Let me give an example to make this more clear. A common trope in erotica is the character who is kidnapped or otherwise coerced into some sort of sexual slavery, very often into some sort of Secret Bondage Society. This SBS, if you will, exists despite the author having set the story into Here and Now, everything else being what the readers are presumably familiar with. But the main character, having been spirited off into the SBS, has for some reason—despite being portrayed as unwilling and seeking to be free—somehow lost the ability to pick up the phone and call the police or otherwise seek rescue as a normal person in such a situation would do. No attempt is made to explain this—the main character continues to blunder around in (usually) her restraints, seeking nothing but her next orgasm rather than her freedom.
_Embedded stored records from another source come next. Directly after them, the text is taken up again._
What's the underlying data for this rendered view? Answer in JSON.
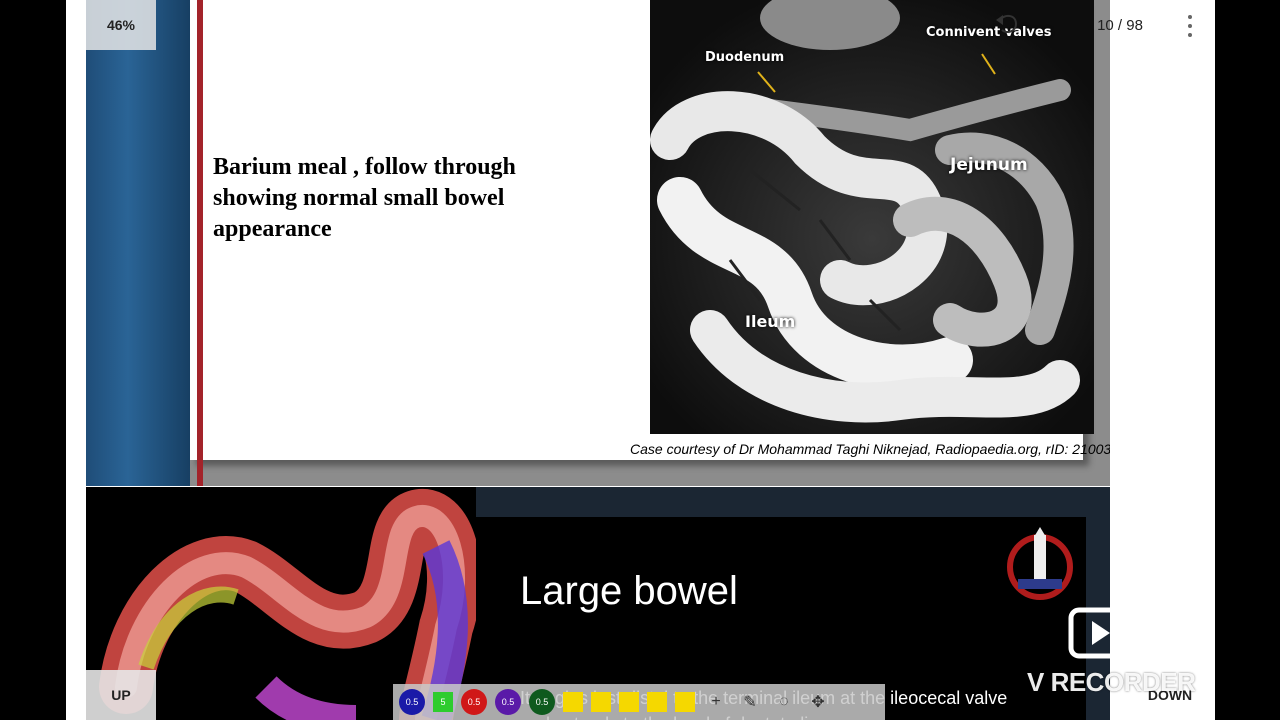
{
  "viewer": {
    "zoom_label": "46%",
    "page_indicator": "10 / 98",
    "up_label": "UP",
    "down_label": "DOWN"
  },
  "slide1": {
    "title": "Barium meal , follow through showing normal small bowel appearance",
    "labels": {
      "duodenum": "Duodenum",
      "connivent": "Connivent valves",
      "jejunum": "Jejunum",
      "ileum": "Ileum"
    },
    "caption": "Case courtesy of Dr Mohammad Taghi Niknejad, Radiopaedia.org, rID: 21003"
  },
  "slide2": {
    "title": "Large bowel",
    "body": "It begins just distal to the terminal ileum at the ileocecal valve and extends to the level of dentate line"
  },
  "toolbar": {
    "items": [
      {
        "label": "0.5",
        "color": "#1a1aa8"
      },
      {
        "label": "5",
        "color": "#2ecc2e"
      },
      {
        "label": "0.5",
        "color": "#d01818"
      },
      {
        "label": "0.5",
        "color": "#5a1aa8"
      },
      {
        "label": "0.5",
        "color": "#0e5a1e"
      }
    ],
    "square_color": "#f5d800"
  },
  "watermark": {
    "text": "V RECORDER"
  },
  "colors": {
    "slide_blue": "#1f4d78",
    "slide_red": "#a3232a"
  }
}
This is not terribly unlike the characters in the average low-budget horror movie who continue to avoid the obvious means of escape and instead keep falling into the villain’s traps.
Let me pause here, as I have often done in this series, to stress that there is a lot of very entertaining erotica that employs this particular trope; I have to confess to being a fan of it myself. Still, I can never quite shake off the feeling that the story I’m reading, however hot it may be, is fundamentally a bit silly.
So why complain? Because it isn’t truly necessary to fall back on this rather tired device.
It doesn’t really take that much more effort to craft a setting in which the SBS makes enough sense not to require ongoing suspension of disbelief. As just one example, I will refer again to Anne Rice’s Sleeping Beauty series. Here we have a very large and complex, though not terribly S, BS. But set as it is within a fairy-tale world, it requires no suspension of disbelief beyond the first page. Rice has given us a setting that makes internal sense, and having done that, we can go merrily on our way following the naked Beauty through all her travails. At no point must we wonder why she is not doing this or that; she behaves in a logical, consistent fashion through the entire trilogy.
So, my point here? Must we say this again? Apparently so.
Don’t be lazy. Don’t do what everyone else is doing. Take the extra effort to create something that works. Your readers will thank you.